Skip to content

pyspark Shell Script

pyspark shell script runs spark-submit with pyspark-shell-main application resource as the first argument followed by --name "PySparkShell" option (with other command-line arguments, if specified).

pyspark/shell.py

pyspark/shell.py

Learn more about pyspark/shell.py in The Internals of PySpark.

pyspark/shell.py module is launched as a PYTHONSTARTUP script.

Environment Variables

pyspark script exports the following environment variables:

OLD_PYTHONSTARTUP

pyspark defines OLD_PYTHONSTARTUP environment variable to be the initial value of PYTHONSTARTUP (before it gets redefined).

The idea of OLD_PYTHONSTARTUP is to delay execution of the Python startup script until pyspark/shell.py finishes.

PYSPARK_PYTHON

PYSPARK_PYTHON environment variable can be used to specify a Python executable to run PySpark scripts.

The Internals of PySpark

Learn more about PySpark in The Internals of PySpark.

PYSPARK_PYTHON can be overriden by PYSPARK_DRIVER_PYTHON and configuration properties when SparkSubmitCommandBuilder is requested to buildPySparkShellCommand.

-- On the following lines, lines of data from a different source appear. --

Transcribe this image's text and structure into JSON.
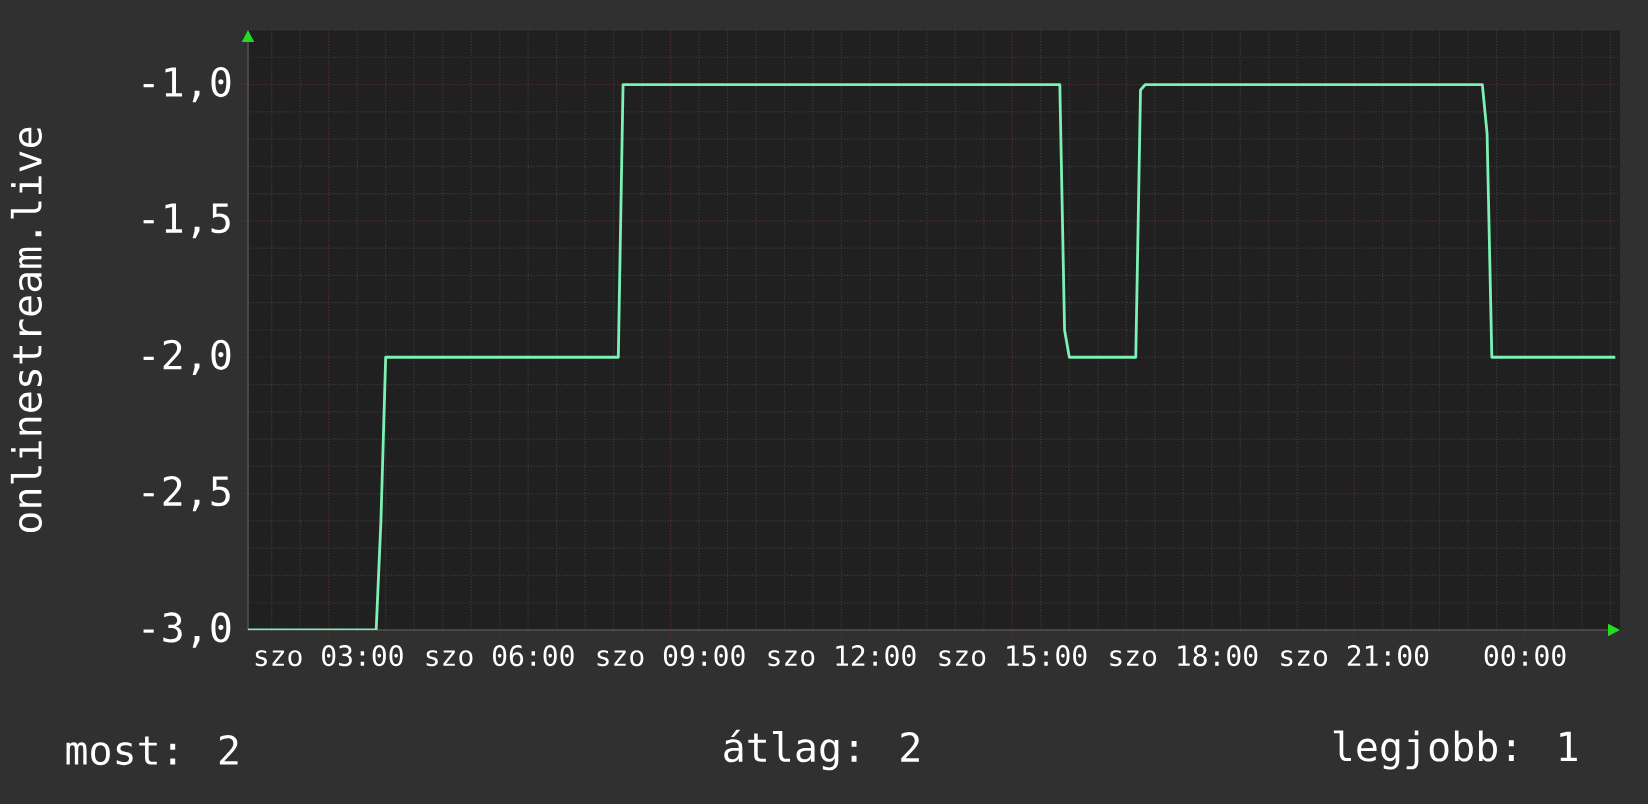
{
  "chart_data": {
    "type": "line",
    "ylabel": "onlinestream.live",
    "categories": [
      null,
      null,
      null,
      null,
      null,
      null,
      null,
      null,
      null,
      null,
      null,
      null,
      null,
      null,
      null,
      null,
      null,
      "szo 03:00",
      null,
      null,
      null,
      null,
      null,
      null,
      null,
      null,
      null,
      null,
      null,
      null,
      null,
      null,
      null,
      null,
      null,
      null,
      null,
      null,
      null,
      null,
      null,
      null,
      null,
      null,
      null,
      null,
      null,
      null,
      null,
      null,
      null,
      null,
      null,
      "szo 06:00",
      null,
      null,
      null,
      null,
      null,
      null,
      null,
      null,
      null,
      null,
      null,
      null,
      null,
      null,
      null,
      null,
      null,
      null,
      null,
      null,
      null,
      null,
      null,
      null,
      null,
      null,
      null,
      null,
      null,
      null,
      null,
      null,
      null,
      null,
      null,
      "szo 09:00",
      null,
      null,
      null,
      null,
      null,
      null,
      null,
      null,
      null,
      null,
      null,
      null,
      null,
      null,
      null,
      null,
      null,
      null,
      null,
      null,
      null,
      null,
      null,
      null,
      null,
      null,
      null,
      null,
      null,
      null,
      null,
      null,
      null,
      null,
      null,
      "szo 12:00",
      null,
      null,
      null,
      null,
      null,
      null,
      null,
      null,
      null,
      null,
      null,
      null,
      null,
      null,
      null,
      null,
      null,
      null,
      null,
      null,
      null,
      null,
      null,
      null,
      null,
      null,
      null,
      null,
      null,
      null,
      null,
      null,
      null,
      null,
      null,
      "szo 15:00",
      null,
      null,
      null,
      null,
      null,
      null,
      null,
      null,
      null,
      null,
      null,
      null,
      null,
      null,
      null,
      null,
      null,
      null,
      null,
      null,
      null,
      null,
      null,
      null,
      null,
      null,
      null,
      null,
      null,
      null,
      null,
      null,
      null,
      null,
      null,
      "szo 18:00",
      null,
      null,
      null,
      null,
      null,
      null,
      null,
      null,
      null,
      null,
      null,
      null,
      null,
      null,
      null,
      null,
      null,
      null,
      null,
      null,
      null,
      null,
      null,
      null,
      null,
      null,
      null,
      null,
      null,
      null,
      null,
      null,
      null,
      null,
      null,
      "szo 21:00",
      null,
      null,
      null,
      null,
      null,
      null,
      null,
      null,
      null,
      null,
      null,
      null,
      null,
      null,
      null,
      null,
      null,
      null,
      null,
      null,
      null,
      null,
      null,
      null,
      null,
      null,
      null,
      null,
      null,
      null,
      null,
      null,
      null,
      null,
      null,
      "00:00",
      null,
      null,
      null,
      null,
      null,
      null,
      null,
      null,
      null,
      null,
      null,
      null,
      null,
      null,
      null,
      null,
      null,
      null,
      null
    ],
    "series": [
      {
        "color": "#7df0b4",
        "values": [
          -3,
          -3,
          -3,
          -3,
          -3,
          -3,
          -3,
          -3,
          -3,
          -3,
          -3,
          -3,
          -3,
          -3,
          -3,
          -3,
          -3,
          -3,
          -3,
          -3,
          -3,
          -3,
          -3,
          -3,
          -3,
          -3,
          -3,
          -3,
          -2.6,
          -2,
          -2,
          -2,
          -2,
          -2,
          -2,
          -2,
          -2,
          -2,
          -2,
          -2,
          -2,
          -2,
          -2,
          -2,
          -2,
          -2,
          -2,
          -2,
          -2,
          -2,
          -2,
          -2,
          -2,
          -2,
          -2,
          -2,
          -2,
          -2,
          -2,
          -2,
          -2,
          -2,
          -2,
          -2,
          -2,
          -2,
          -2,
          -2,
          -2,
          -2,
          -2,
          -2,
          -2,
          -2,
          -2,
          -2,
          -2,
          -2,
          -2,
          -1,
          -1,
          -1,
          -1,
          -1,
          -1,
          -1,
          -1,
          -1,
          -1,
          -1,
          -1,
          -1,
          -1,
          -1,
          -1,
          -1,
          -1,
          -1,
          -1,
          -1,
          -1,
          -1,
          -1,
          -1,
          -1,
          -1,
          -1,
          -1,
          -1,
          -1,
          -1,
          -1,
          -1,
          -1,
          -1,
          -1,
          -1,
          -1,
          -1,
          -1,
          -1,
          -1,
          -1,
          -1,
          -1,
          -1,
          -1,
          -1,
          -1,
          -1,
          -1,
          -1,
          -1,
          -1,
          -1,
          -1,
          -1,
          -1,
          -1,
          -1,
          -1,
          -1,
          -1,
          -1,
          -1,
          -1,
          -1,
          -1,
          -1,
          -1,
          -1,
          -1,
          -1,
          -1,
          -1,
          -1,
          -1,
          -1,
          -1,
          -1,
          -1,
          -1,
          -1,
          -1,
          -1,
          -1,
          -1,
          -1,
          -1,
          -1,
          -1,
          -1,
          -1.9,
          -2,
          -2,
          -2,
          -2,
          -2,
          -2,
          -2,
          -2,
          -2,
          -2,
          -2,
          -2,
          -2,
          -2,
          -2,
          -1.02,
          -1,
          -1,
          -1,
          -1,
          -1,
          -1,
          -1,
          -1,
          -1,
          -1,
          -1,
          -1,
          -1,
          -1,
          -1,
          -1,
          -1,
          -1,
          -1,
          -1,
          -1,
          -1,
          -1,
          -1,
          -1,
          -1,
          -1,
          -1,
          -1,
          -1,
          -1,
          -1,
          -1,
          -1,
          -1,
          -1,
          -1,
          -1,
          -1,
          -1,
          -1,
          -1,
          -1,
          -1,
          -1,
          -1,
          -1,
          -1,
          -1,
          -1,
          -1,
          -1,
          -1,
          -1,
          -1,
          -1,
          -1,
          -1,
          -1,
          -1,
          -1,
          -1,
          -1,
          -1,
          -1,
          -1,
          -1,
          -1,
          -1,
          -1,
          -1,
          -1,
          -1.18,
          -2,
          -2,
          -2,
          -2,
          -2,
          -2,
          -2,
          -2,
          -2,
          -2,
          -2,
          -2,
          -2,
          -2,
          -2,
          -2,
          -2,
          -2,
          -2,
          -2,
          -2,
          -2,
          -2,
          -2,
          -2,
          -2,
          -2
        ]
      }
    ],
    "ylim": [
      -3.0,
      -0.8
    ],
    "yticks": [
      {
        "value": -3.0,
        "label": "-3,0"
      },
      {
        "value": -2.5,
        "label": "-2,5"
      },
      {
        "value": -2.0,
        "label": "-2,0"
      },
      {
        "value": -1.5,
        "label": "-1,5"
      },
      {
        "value": -1.0,
        "label": "-1,0"
      }
    ],
    "grid": true,
    "marker": "none",
    "line_style": "solid",
    "annotations": [
      "most: 2",
      "átlag: 2",
      "legjobb: 1"
    ]
  }
}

PYSPARK_PYTHON is overriden by spark.pyspark.python configuration property, if defined, when SparkSubmitCommandBuilder is requested to buildPySparkShellCommand.

PYTHONSTARTUP

From Python Documentation:

PYTHONSTARTUP

If this is the name of a readable file, the Python commands in that file are executed before the first prompt is displayed in interactive mode. The file is executed in the same namespace where interactive commands are executed so that objects defined or imported in it can be used without qualification in the interactive session. You can also change the prompts sys.ps1 and sys.ps2 and the hook sys.__interactivehook__ in this file.

pyspark (re)defines PYTHONSTARTUP environment variable to be pyspark/shell.py module:

${SPARK_HOME}/python/pyspark/shell.py

OLD_PYTHONSTARTUP

The initial value of PYTHONSTARTUP environment variable is available as OLD_PYTHONSTARTUP.